Committeee on Hearing and Equilibrium guidelines for the diagnosis and evaluation of therapy in Ménière’s disease (1995). American Academy of Otolaryngology-Head Neck Surgery Foundation, Inc. Otolaryngol Head Neck Surg 113: 181-5

Hagnebo C, Melin L, Larsen HC et al (1997). The influence of Vertigo, Hearing Impairment and Tinnitus on the Daily Life of Meniere Patients. Scand Audiol 26: 69-76

Havia M, Kentala E, Pyykkö I (2002). Hearing loss and tinnitus in Meniere’s disease. Auris Nasus Larynx 29: 115-119

Yardley L, Dibb B, Osborne G (2003). Factors associated with quality of life in Ménière’s disease. Clin Otolaryngol 28: 436-441

Sajjadi H. Medical management of Meniere's disease. Otolaryngol Clin North Am. 2002 Jun;35(3):581-9

Barrs DM, Keyser JS, Stallworth C et al. Intratympanic steroid injections for intractable Ménière’s Disease. Laryngoscope 2001;111:2100-2104

Herraiz C, Hernández Calvín J, Toledano A, et al. Corticoid therapy for tinnitus patients. En Proceedings of the VII International Tinnitus Seminar, Patuzzi R ed. Perth, Australia 2002:pag 86-88

 

05-02-2006
Question of February: (back to top)

In order to increase information and to inform members (as well as professionals) about tinnitus and related problems we would like to discuss a specific “question of the month”. The question this month is about low pitch hearing loss (so called “hydrops”) and related low pitch tinnitus (humming), a problem often seen at the beginning of Mobus Meniere Disease but also as an isolated symptom without vertigo.

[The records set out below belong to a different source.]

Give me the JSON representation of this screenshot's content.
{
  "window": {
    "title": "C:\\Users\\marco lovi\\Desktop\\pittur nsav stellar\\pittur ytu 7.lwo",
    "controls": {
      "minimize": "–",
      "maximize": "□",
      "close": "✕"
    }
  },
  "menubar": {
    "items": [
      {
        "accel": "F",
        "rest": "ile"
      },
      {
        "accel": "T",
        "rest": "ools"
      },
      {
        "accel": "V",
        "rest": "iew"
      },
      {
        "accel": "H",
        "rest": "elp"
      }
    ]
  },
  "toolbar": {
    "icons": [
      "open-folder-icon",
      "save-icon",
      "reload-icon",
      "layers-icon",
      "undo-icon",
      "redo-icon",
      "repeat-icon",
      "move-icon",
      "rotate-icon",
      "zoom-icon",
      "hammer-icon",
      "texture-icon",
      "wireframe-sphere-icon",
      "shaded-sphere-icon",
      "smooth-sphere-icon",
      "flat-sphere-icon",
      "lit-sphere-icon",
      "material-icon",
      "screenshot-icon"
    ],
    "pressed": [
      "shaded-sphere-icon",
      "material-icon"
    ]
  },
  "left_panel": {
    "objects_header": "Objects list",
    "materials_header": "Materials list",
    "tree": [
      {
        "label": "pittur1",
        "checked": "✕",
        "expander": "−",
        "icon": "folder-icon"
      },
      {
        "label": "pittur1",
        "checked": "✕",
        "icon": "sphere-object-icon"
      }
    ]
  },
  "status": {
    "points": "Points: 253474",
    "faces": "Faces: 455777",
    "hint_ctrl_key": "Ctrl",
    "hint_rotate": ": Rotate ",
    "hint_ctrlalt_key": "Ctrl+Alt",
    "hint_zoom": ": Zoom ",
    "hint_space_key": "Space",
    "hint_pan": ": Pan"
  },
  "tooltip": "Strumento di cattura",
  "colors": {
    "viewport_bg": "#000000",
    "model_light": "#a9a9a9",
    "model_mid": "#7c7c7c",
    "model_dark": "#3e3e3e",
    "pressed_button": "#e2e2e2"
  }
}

We would like you to deliver the expert´s opinions about pathophysiology, the treatment and your experiences regarding this problem.

 

Answer by Dr. Birgit Mazurek

In our experience the diagnosis of Meniere's disease is considered in all patients showing all of the three symptoms hearing loss, tinnitus and vertigo.
Regarding pathophysiology, Reissner's membrane develops lesions in single cells or in groups of cells in its epithelial layer.
These lesions might on one hand modify the electro-chemical environment of the organ of Corti - a condition that could cause an endolyphatic hydrops displaying mere hearing loss or tinnitus.
On the other hand swelling and increasing pressure of the membranous labyrinth due to the accumulation of ions seeping though the lesions might also cause distension or even rupture of Reissner's membrane.
In these cases, patients would develop vertigo as an additional symptom. As therapy, we suggest the following recommendations: 1. no alcohol and caffeine, maximum drinking amount of 2 liters per 24 hours 2. betahistine therapy, if nausea occurs, symptomatic treatment with dimenhydrinate, 3 in cases of low pitch hearing loss infusion therapy and cortisol could be helpful 4.
in severe cases administration of picrototoxin 5. in cases resistent to other therpeutic approaches destruction of the inner ear by transtympanic administrasion of aminoglycsides

DR. Birgit Mazurek University of Berlin

 

Answer by Hans-Peter Zenner, MD, PhD

Low-frequency hearing loss is often attributed to an endolymphatic hydrops. A working model to explain an endolymphatic hydrops is a resorption problem of the endolymph in the endolymphatic sac. Because an important mechanism for endolympathic resorption is the function of aquaporines, it is an elegant hypothesis to think that a dysfunction of aquaporines may play a role in the production of endolympathic hydrops. On the other hand, a production problem of the endolymph in the stria vascularis may also be an underlying mechanism.
Based on the assumption of endolympathic hydrops, a good approach is to perform a Klockhoff-test (oral application of glycerol). In case of immediate hearing improvement this is followed by intravenous and oral osmotherapy. In case there is no positive Klockhoff-test, it is a good model to anticipate, that apoptosis may play a role in the pathophysiological problem. Thus, the application of alphaliponic acid is supported by this model.